The trees careened past, tight turns here, the coast far below them now, dips and rises, timberland, better than fifty inches of rain up here on the slopes each winter and thirty-nine below, rain that swelled the streams and percolated into the soil and pushed the biggest trees in the world — living fossils — up into the sky. The tires shrieked. Air beat in the window to slap at his face. “I can’t get any reception,” Carey said, as if it mattered, and then the white flash of the truck’s tailgate shone through the treetrunks up ahead and he eased off on the gas, in control now, because they might have had the advantage on the open highway, but here the smaller vehicle was more than a match for them.
He settled in behind them, giving them space — fifty feet, as if the Prius was equipped with an invisible tape measure, as if it was one of those super cars out of a James Bond movie. The one in back, his face a sharp blade of light beneath the upthrust bill of his cap, stared right through them as if it was all nothing to him, as if he wasn’t a criminal, as if he wasn’t going to go out there and open up cans of tuna and sardines laced with carbofuran to poison the bears and raccoons and fishers and anything else that dared get in his way. Well, all right. He was past caring about niceties now. He was going to follow them till the wheels fell off — or they ran out of gas. Yes. Right. And that was another advantage of the Prius.

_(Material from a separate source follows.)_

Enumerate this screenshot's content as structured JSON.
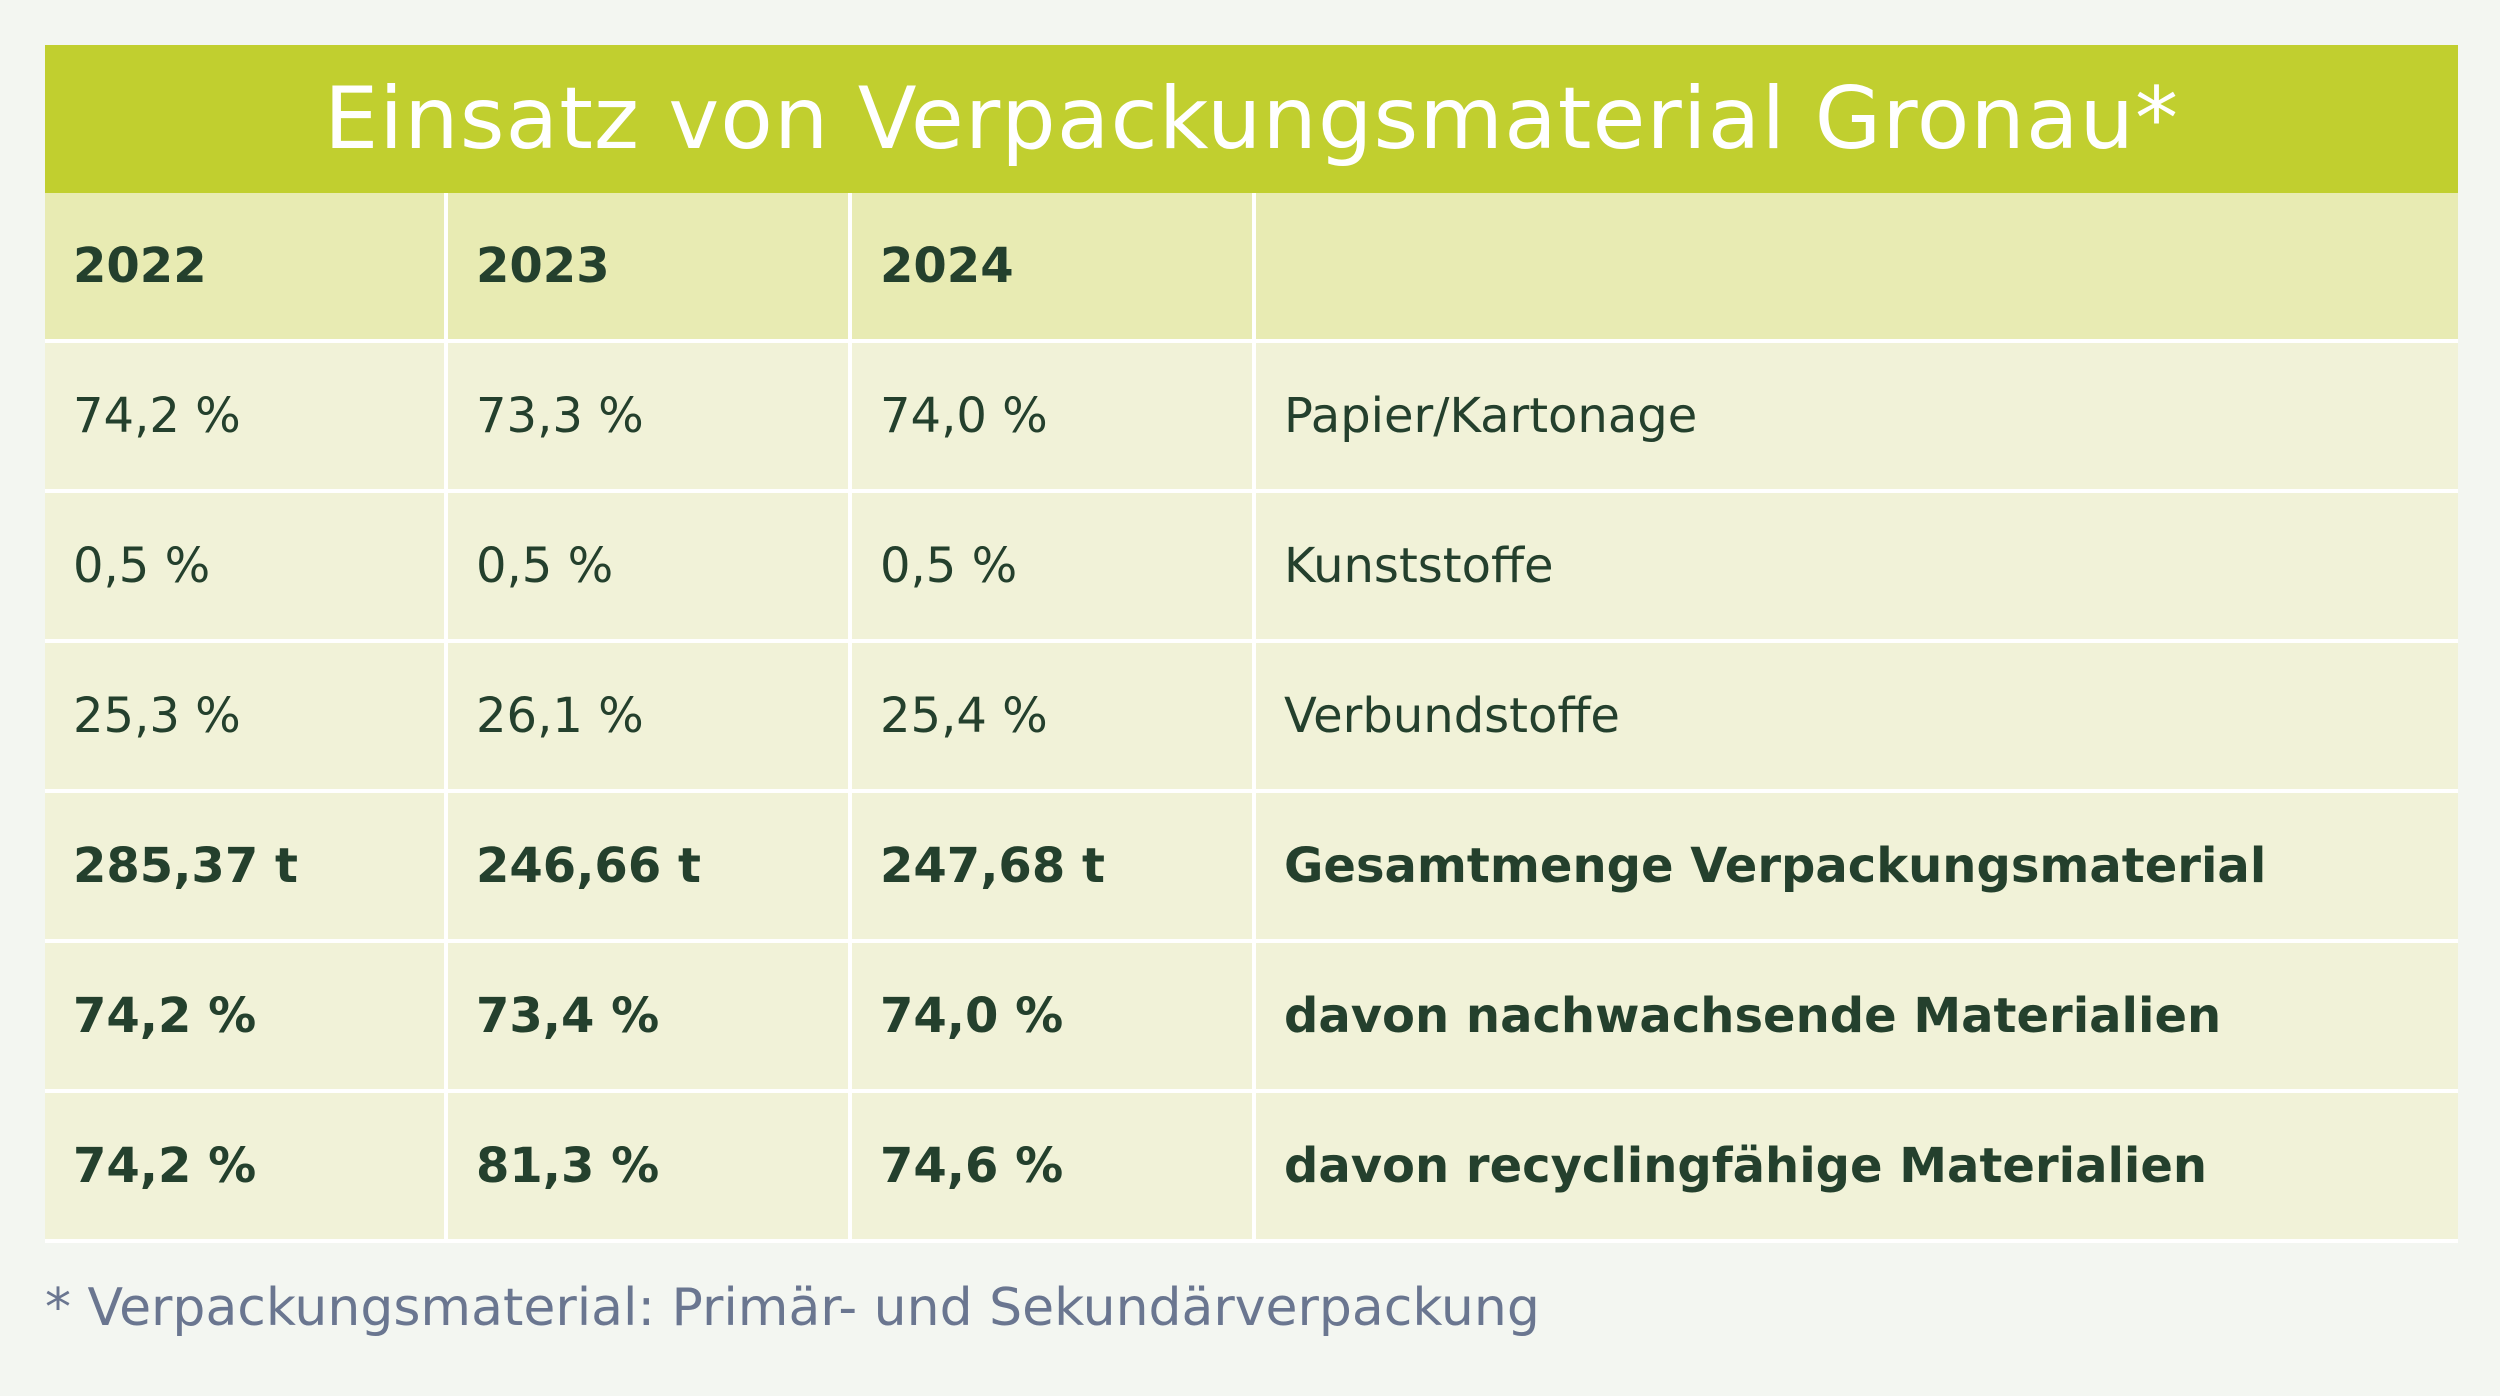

Carey said nothing. He kept fiddling with his phone, though it was futile, any fool could see that. There was no reception here — they were in the middle of nowhere, what did he expect? Ten minutes drifted by, fifteen. Sten focused on the shifting white tailgate so fiercely it began to blur, swelling and receding, a ghostly thing, almost illusory, a thing that floated out ahead of him, snaking through the turns, vanishing in the dips and emerging again, no rhythm, no logic, just movement. He kept hoping for some traffic, for another car, for anyone to signal to or flag down, but there were no other cars on the road, not this far up, not today. The road narrowed, became a channel through a sea of redwood and fir, and still the pickup rolled on and still Sten sat fifty feet behind it.
And then, abruptly, the Mexicans pulled off on the shoulder and Sten hit the brakes, put on his blinker — pointlessly, but it was an old habit — and followed suit. There was a logging road off to the left and a hundred feet on and he wondered if that was their destination, if they had their camp somewhere in there and didn’t want to give it away. They were stuck, that was what he was thinking. Couldn’t go forward, couldn’t retreat. Check and mate.
After a while, the driver of the pickup shut down the engine. The sun climbed higher by degrees. Shadows shortened. A jay called from the woods. “What are they doing?” Carey asked. “Why are they stopping here?”